What if you feel the demonic opposition pressing in on you and you don’t see Jesus swooping in to keep you from suffering? Can we be honest and say that this is a real question that our actual hearts ask? Can we be honest and say that when suffering and demonic opposition actually arrives, we struggle to trust? To believe Jesus?
And so Peter does two things in verses 10–11: He looks straight down the barrel of suffering without explaining it away, and then he answers that suffering to its face. Verses 10–11,
“And after you have suffered a little while, the God of all grace, who has called you to his eternal glory in Christ, will himself restore, confirm, strengthen, and establish you. To him be the dominion forever and ever. Amen.”
-1 Peter 5:10–11
Why is the response of faith in Christ’s victory to demonic opposition and suffering a reasonable and right response? Because our faith is faith in the eternal glory of our gracious God whose dominion is universal and eternal, whose victory is secured and hurtling towards us.
Satan may be a roaring lion, but the Lion of the Tribe of Judah is the true Lion. He makes Satan look like old Puzzle the donkey, parading around in his dirty lion skin.
In John 16, Jesus tells us that on the cross, he judges Satan. Jesus tells us in Mark 3 that Satan is like a strong man, but that Jesus has entered the strong man’s house, bound him, and is plundering his goods. Genesis 3 promises that though Jesus’ heel will be bruised on the cross, it is bruised as it crushes the Serpent’s head.
All of this is captured in the mission of Jesus as told in 1 John 3:8. There, John teaches us that the Son of God came to destroy the works of the devil. What does that mean?
It means that our Lord came to opposed the Adversary, smash his institutions, castrate his power, dethrone his demonic powers, chain his movement, disrupt his schemes, invade and colonize his kingdom, bind him and cast him down and plunder his house, judge him, and crush his head.
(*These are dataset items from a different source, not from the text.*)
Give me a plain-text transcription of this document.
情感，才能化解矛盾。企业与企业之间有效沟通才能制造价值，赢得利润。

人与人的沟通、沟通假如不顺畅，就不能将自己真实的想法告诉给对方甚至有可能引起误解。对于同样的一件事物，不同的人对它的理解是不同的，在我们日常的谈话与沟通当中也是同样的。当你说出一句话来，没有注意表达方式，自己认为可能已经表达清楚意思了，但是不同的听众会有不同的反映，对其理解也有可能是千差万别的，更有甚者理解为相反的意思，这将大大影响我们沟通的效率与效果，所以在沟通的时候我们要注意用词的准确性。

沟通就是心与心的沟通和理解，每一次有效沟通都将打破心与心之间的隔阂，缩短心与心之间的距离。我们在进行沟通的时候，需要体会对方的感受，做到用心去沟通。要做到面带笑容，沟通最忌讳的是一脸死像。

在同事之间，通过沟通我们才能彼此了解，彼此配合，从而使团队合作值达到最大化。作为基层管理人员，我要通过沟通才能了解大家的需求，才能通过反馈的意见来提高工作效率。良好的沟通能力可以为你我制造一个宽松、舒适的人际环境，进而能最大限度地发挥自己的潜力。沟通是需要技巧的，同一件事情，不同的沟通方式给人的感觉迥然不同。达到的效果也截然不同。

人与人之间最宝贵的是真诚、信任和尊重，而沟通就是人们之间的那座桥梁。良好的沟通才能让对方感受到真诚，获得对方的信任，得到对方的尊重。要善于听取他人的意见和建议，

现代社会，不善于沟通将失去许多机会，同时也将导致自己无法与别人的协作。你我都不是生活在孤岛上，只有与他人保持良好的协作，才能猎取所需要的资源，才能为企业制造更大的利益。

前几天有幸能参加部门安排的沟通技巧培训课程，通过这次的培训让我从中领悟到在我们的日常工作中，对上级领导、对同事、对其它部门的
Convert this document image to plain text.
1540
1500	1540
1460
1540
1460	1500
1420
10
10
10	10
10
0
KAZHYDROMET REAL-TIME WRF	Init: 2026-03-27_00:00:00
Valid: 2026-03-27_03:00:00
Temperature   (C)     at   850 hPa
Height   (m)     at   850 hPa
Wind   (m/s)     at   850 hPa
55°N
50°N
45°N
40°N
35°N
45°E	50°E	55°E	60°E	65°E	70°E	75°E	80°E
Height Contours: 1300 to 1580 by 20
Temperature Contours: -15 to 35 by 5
It means that Peter’s prayer in verse 11, “...to him be dominion forever and ever. Amen!” is answered with a resounding, “Yes! It will! Of the increase of his government there will be no end!”
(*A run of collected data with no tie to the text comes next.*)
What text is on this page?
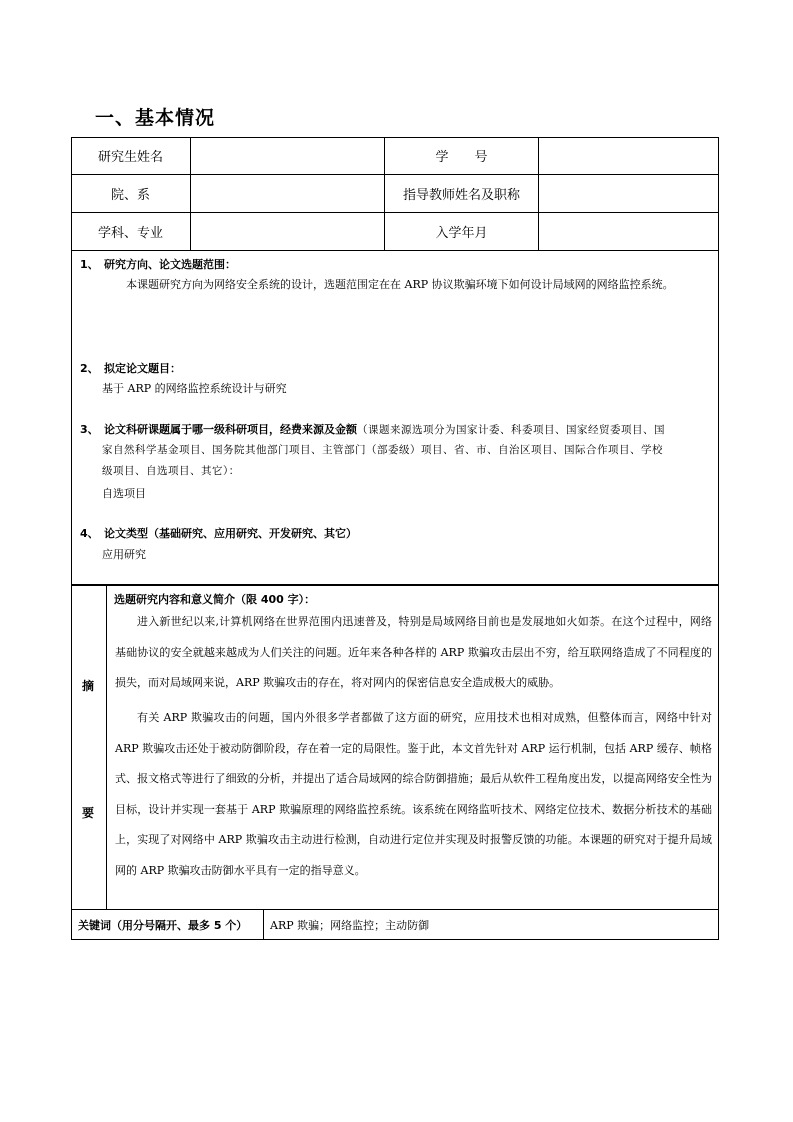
一、基本情况
研究生姓名	学　　号
院、系	指导教师姓名及职称
学科、专业	入学年月
1、 研究方向、论文选题范围：
本课题研究方向为网络安全系统的设计，选题范围定在在 ARP 协议欺骗环境下如何设计局域网的网络监控系统。
2、 拟定论文题目：
基于 ARP 的网络监控系统设计与研究
3、 论文科研课题属于哪一级科研项目，经费来源及金额（课题来源选项分为国家计委、科委项目、国家经贸委项目、国
家自然科学基金项目、国务院其他部门项目、主管部门（部委级）项目、省、市、自治区项目、国际合作项目、学校
级项目、自选项目、其它）：
自选项目
4、 论文类型（基础研究、应用研究、开发研究、其它）
应用研究
摘
要
选题研究内容和意义简介（限 400 字）：
进入新世纪以来,计算机网络在世界范围内迅速普及，特别是局域网络目前也是发展地如火如荼。在这个过程中，网络基础协议的安全就越来越成为人们关注的问题。近年来各种各样的 ARP 欺骗攻击层出不穷，给互联网络造成了不同程度的损失，而对局域网来说，ARP 欺骗攻击的存在，将对网内的保密信息安全造成极大的威胁。
有关 ARP 欺骗攻击的问题，国内外很多学者都做了这方面的研究，应用技术也相对成熟，但整体而言，网络中针对 ARP 欺骗攻击还处于被动防御阶段，存在着一定的局限性。鉴于此，本文首先针对 ARP 运行机制，包括 ARP 缓存、帧格式、报文格式等进行了细致的分析，并提出了适合局域网的综合防御措施；最后从软件工程角度出发，以提高网络安全性为目标，设计并实现一套基于 ARP 欺骗原理的网络监控系统。该系统在网络监听技术、网络定位技术、数据分析技术的基础上，实现了对网络中 ARP 欺骗攻击主动进行检测，自动进行定位并实现及时报警反馈的功能。本课题的研究对于提升局域网的 ARP 欺骗攻击防御水平具有一定的指导意义。
关键词（用分号隔开、最多 5 个） ARP 欺骗；网络监控；主动防御
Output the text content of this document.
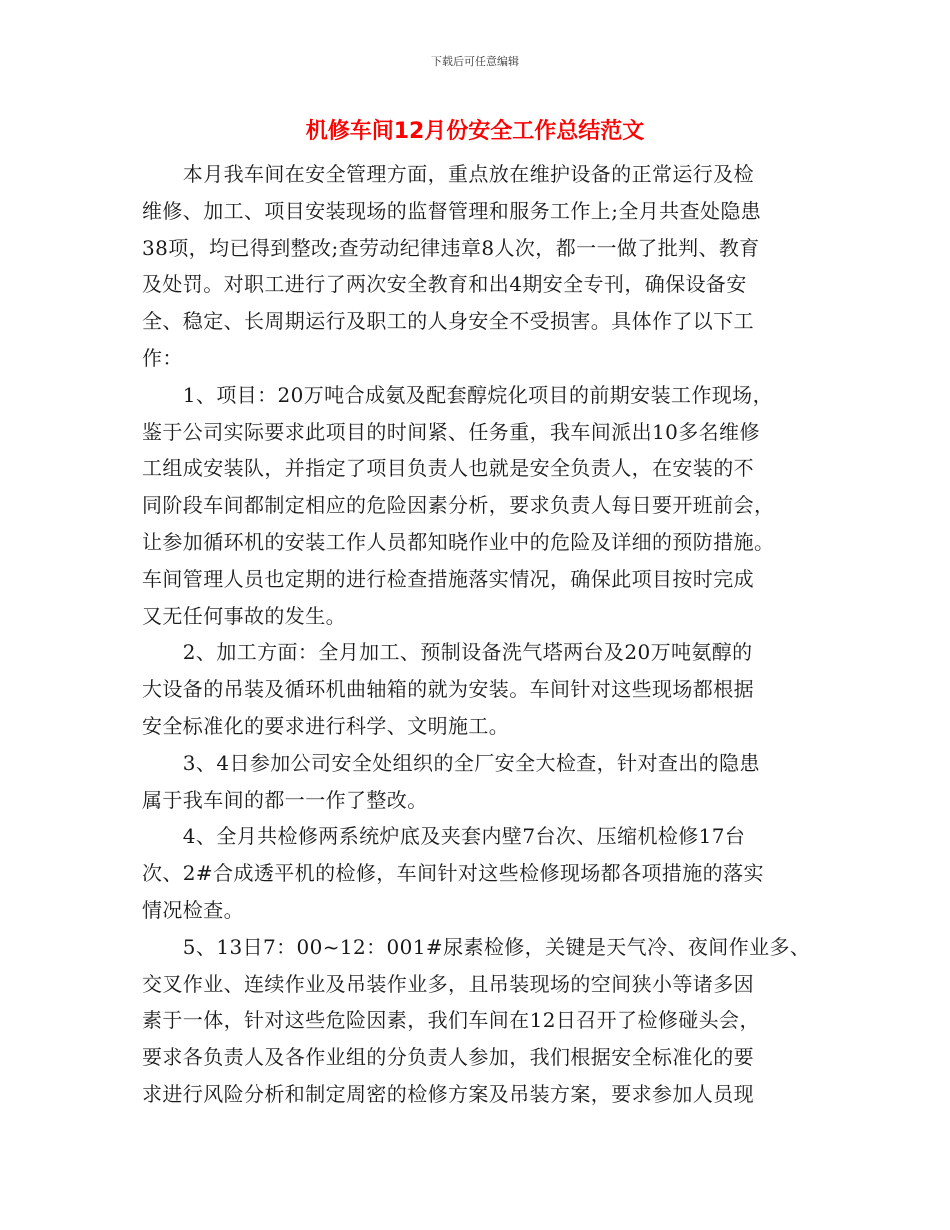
下载后可任意编辑
机修车间12月份安全工作总结范文
　　本月我车间在安全管理方面，重点放在维护设备的正常运行及检
维修、加工、项目安装现场的监督管理和服务工作上;全月共查处隐患
38项，均已得到整改;查劳动纪律违章8人次，都一一做了批判、教育
及处罚。对职工进行了两次安全教育和出4期安全专刊，确保设备安
全、稳定、长周期运行及职工的人身安全不受损害。具体作了以下工
作：
　　1、项目：20万吨合成氨及配套醇烷化项目的前期安装工作现场，
鉴于公司实际要求此项目的时间紧、任务重，我车间派出10多名维修
工组成安装队，并指定了项目负责人也就是安全负责人，在安装的不
同阶段车间都制定相应的危险因素分析，要求负责人每日要开班前会，
让参加循环机的安装工作人员都知晓作业中的危险及详细的预防措施。
车间管理人员也定期的进行检查措施落实情况，确保此项目按时完成
又无任何事故的发生。
　　2、加工方面：全月加工、预制设备洗气塔两台及20万吨氨醇的
大设备的吊装及循环机曲轴箱的就为安装。车间针对这些现场都根据
安全标准化的要求进行科学、文明施工。
　　3、4日参加公司安全处组织的全厂安全大检查，针对查出的隐患
属于我车间的都一一作了整改。
　　4、全月共检修两系统炉底及夹套内壁7台次、压缩机检修17台
次、2#合成透平机的检修，车间针对这些检修现场都各项措施的落实
情况检查。
　　5、13日7：00~12：001#尿素检修，关键是天气冷、夜间作业多、
交叉作业、连续作业及吊装作业多，且吊装现场的空间狭小等诸多因
素于一体，针对这些危险因素，我们车间在12日召开了检修碰头会，
要求各负责人及各作业组的分负责人参加，我们根据安全标准化的要
求进行风险分析和制定周密的检修方案及吊装方案，要求参加人员现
It means that as we resist the devil, firm in our faith, we do so with the utter assurance of Jesus’ present and future victory.
“Will Himself…”
Before we close the book this morning, I want to draw your attention back to two words in this passage that change everything for us—will himself.
After his people suffer and even fail the test of spiritual warfare, Jesus will himself restore, confirm, strengthen, and establish. After the enemy comes, temptation comes, and you stumble again. After you dip into depression again. After the 7th sickness of the year, the 10th setback, the 3rd reemergence of that same old temptation and sin.
Jesus is faithful, friends. And he isn’t depending on you; he has made you to be depending on him. The enemy and the adversary may seem to succeed, they may get Peter to fall, even egregiously, even heinously. But they can’t keep Jesus from protecting his own, keeping his own, restoring his own.
So listen: Whatever sin you are in this morning. Whatever spiritual attack you have weathered and feel worn down by. Whatever it is, Jesus can slay it, overcome it, and restore you from and through it. Don’t wait to come to him. Don’t wait to call out to him. Don’t dare not to ask him for help in time of need.
As our brother Paul writes in Romans 16:20, “The God of peace will soon crush Satan under your feet. The grace of our Lord Jesus Christ be with you.”